The module ``selkie.nlp.logic`` provides a resolution-based theorem
prover.

Clausification
--------------

Reasoning is on the basis of **clauses**, but the output of parsing
and interpretation is predicate-calculus expressions.  Accordingly,
we must first convert a predicate calculus expression to
a set of clauses.

A clause is a set of literals, interpreted disjunctively.  For
example::

   +(dog Fido) +(cat Fido)

is a clause interpreted as "either Fido is a dog or Fido is a cat."
The components of a clause are **literals.**  A literal is a
**term** with a polarity.  A term is an expression containing only
variables, constants, and function application.

Both literals in the preceding example
were positive.  Here is an example with mixed polarities::

   -(human Socrates) +(mortal Socrates)

This represents "either Socrates is not human, or Socrates is
mortal," which is equivalent to "if Socrates is human, then Socrates
is mortal."

.. py:class:: Literal

   The class ``Literal`` represents a literal.  Its attributes are
   ``polarity`` and ``expr``.
   
   >>> from selkie.nlp.expr import parse_expr
   >>> from selkie.nlp.logic import Literal
   >>> lit1 = Literal(False, parse_expr('(human Socrates)'))
   >>> lit1
   -(human Socrates)
   >>> lit1.polarity
   False
   >>> lit1.expr
   (human Socrates)

.. py:class:: Clause

   One creates a clause from a list of literals.
   
   >>> from selkie.nlp.logic import Clause, reset
   >>> reset()
   >>> lit2 = Literal(True, parse_expr('(mortal Socrates)'))
   >>> c = Clause([lit1, lit2])
   >>> print(c)
   1. -(human Socrates) +(mortal Socrates)

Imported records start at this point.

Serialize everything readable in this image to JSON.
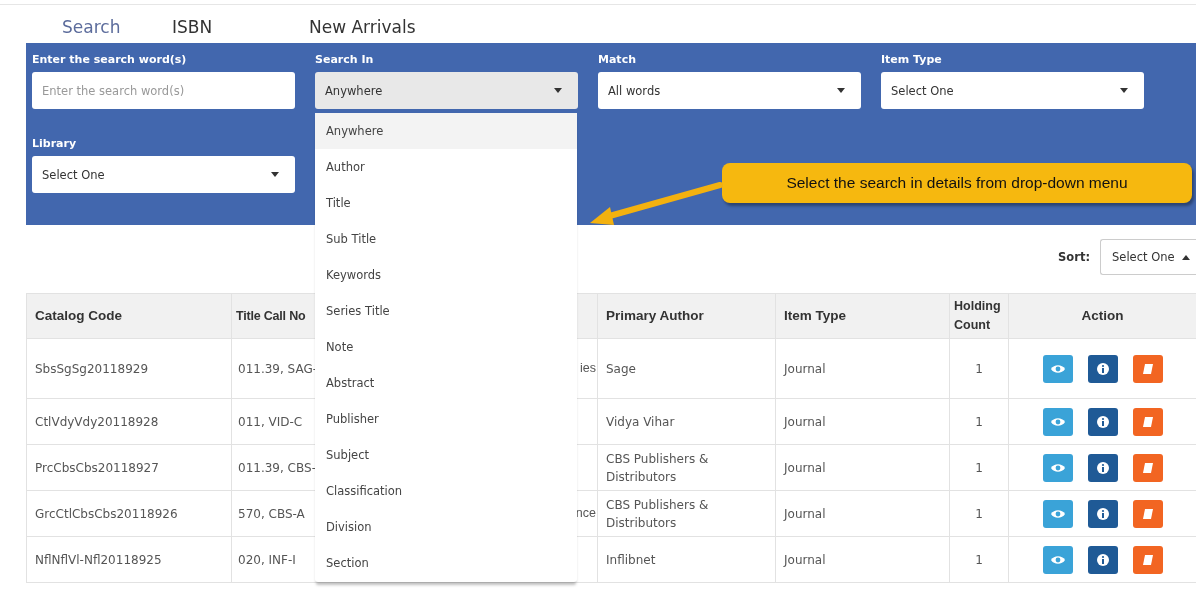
{
  "tabs": [
    {
      "label": "Search",
      "selected": true
    },
    {
      "label": "ISBN",
      "selected": false
    },
    {
      "label": "New Arrivals",
      "selected": false
    }
  ],
  "search_form": {
    "fields": [
      {
        "kind": "input",
        "label": "Enter the search word(s)",
        "placeholder": "Enter the search word(s)"
      },
      {
        "kind": "select",
        "label": "Search In",
        "value": "Anywhere",
        "open": true
      },
      {
        "kind": "select",
        "label": "Match",
        "value": "All words",
        "open": false
      },
      {
        "kind": "select",
        "label": "Item Type",
        "value": "Select One",
        "open": false
      },
      {
        "kind": "select",
        "label": "Library",
        "value": "Select One",
        "open": false
      }
    ],
    "search_in_options": [
      {
        "label": "Anywhere",
        "selected": true
      },
      {
        "label": "Author",
        "selected": false
      },
      {
        "label": "Title",
        "selected": false
      },
      {
        "label": "Sub Title",
        "selected": false
      },
      {
        "label": "Keywords",
        "selected": false
      },
      {
        "label": "Series Title",
        "selected": false
      },
      {
        "label": "Note",
        "selected": false
      },
      {
        "label": "Abstract",
        "selected": false
      },
      {
        "label": "Publisher",
        "selected": false
      },
      {
        "label": "Subject",
        "selected": false
      },
      {
        "label": "Classification",
        "selected": false
      },
      {
        "label": "Division",
        "selected": false
      },
      {
        "label": "Section",
        "selected": false
      }
    ]
  },
  "callout": {
    "text": "Select the search in details from drop-down menu"
  },
  "sort": {
    "label": "Sort:",
    "value": "Select One"
  },
  "table": {
    "columns": [
      "Catalog Code",
      "Title Call No",
      "",
      "Primary Author",
      "Item Type",
      "Holding Count",
      "Action"
    ],
    "rows": [
      {
        "catalog_code": "SbsSgSg20118929",
        "title_call_no": "011.39, SAG-",
        "column_3": "ies",
        "primary_author": "Sage",
        "item_type": "Journal",
        "holding_count": "1"
      },
      {
        "catalog_code": "CtlVdyVdy20118928",
        "title_call_no": "011, VID-C",
        "column_3": "",
        "primary_author": "Vidya Vihar",
        "item_type": "Journal",
        "holding_count": "1"
      },
      {
        "catalog_code": "PrcCbsCbs20118927",
        "title_call_no": "011.39, CBS-",
        "column_3": "",
        "primary_author": "CBS Publishers & Distributors",
        "item_type": "Journal",
        "holding_count": "1"
      },
      {
        "catalog_code": "GrcCtlCbsCbs20118926",
        "title_call_no": "570, CBS-A",
        "column_3": "nce",
        "primary_author": "CBS Publishers & Distributors",
        "item_type": "Journal",
        "holding_count": "1"
      },
      {
        "catalog_code": "NflNflVl-Nfl20118925",
        "title_call_no": "020, INF-I",
        "column_3": "",
        "primary_author": "Inflibnet",
        "item_type": "Journal",
        "holding_count": "1"
      }
    ]
  }
}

   .. py:attribute:: answer_literal

      A special literal whose predicate is ``_Ans``, meaning "this is
      the answer".

   .. py:attribute:: provenance

      A tuple (cl1, i, cl2, j), meaning that this clause was deduced
      by canceling the i-th literal of *cl1* against the j-th literal
      of *cl2*.

   .. py:attribute:: weight

      When deciding which clause to prioritize for processing, choose
      the one with the greatest weight.

Conversion to Clauses
---------------------

Let us consider an example that will illustrate the steps of conversion.
This states that every animal lover is loved by someone.

>>> from selkie.nlp.expr import load_exprs
>>> from selkie.data import ex
>>> orig = load_exprs(ex('cnf.expr'))[0]
>>> print(orig)
(forall x
   (if (forall y
          (if (animal y)
              (loves x y)))
       (exists y
          (loves y x))))

The conversion is effected by the following functions, applied in order.

.. py:function:: check_syntax(expr)

   The function ``check_syntax()`` checks that a predicate-calculus
   expression is well-formed.  It checks that variable-binding operators
   have variables where expected, and that all logical operators have the
   right number of arguments.
   
   >>> from selkie.nlp.logic import check_syntax
   >>> check_syntax(orig)
   >>> check_syntax(parse_expr('(forall Fido (woof))')) # doctest: +ELLIPSIS
   Traceback (most recent call last):
      ...
   Exception: Expecting variable in: (forall Fido (woof))

.. py:function:: standardize_variables(expr)
   :noindex:

   In the expression ``orig``, there are two quantifiers that bind the variable *y*.
   After standardization, each quantifier binds a unique variable.
   
   >>> from selkie.nlp.interp import standardize_variables
   >>> e = standardize_variables(orig)
   >>> print(e)
   (forall _1
      (if (forall _2
             (if (animal _2)
                 (loves _1 _2)))
          (exists _3
             (loves _3 _1))))
   
   The function ``standardize_variables()`` is imported from the module
   ``selkie.nlp.interp``.  It is called in the production of an expression
   from a parse tree, but ``clausify()`` calls it for the sake of
   expressions that are not produced by the interpreter.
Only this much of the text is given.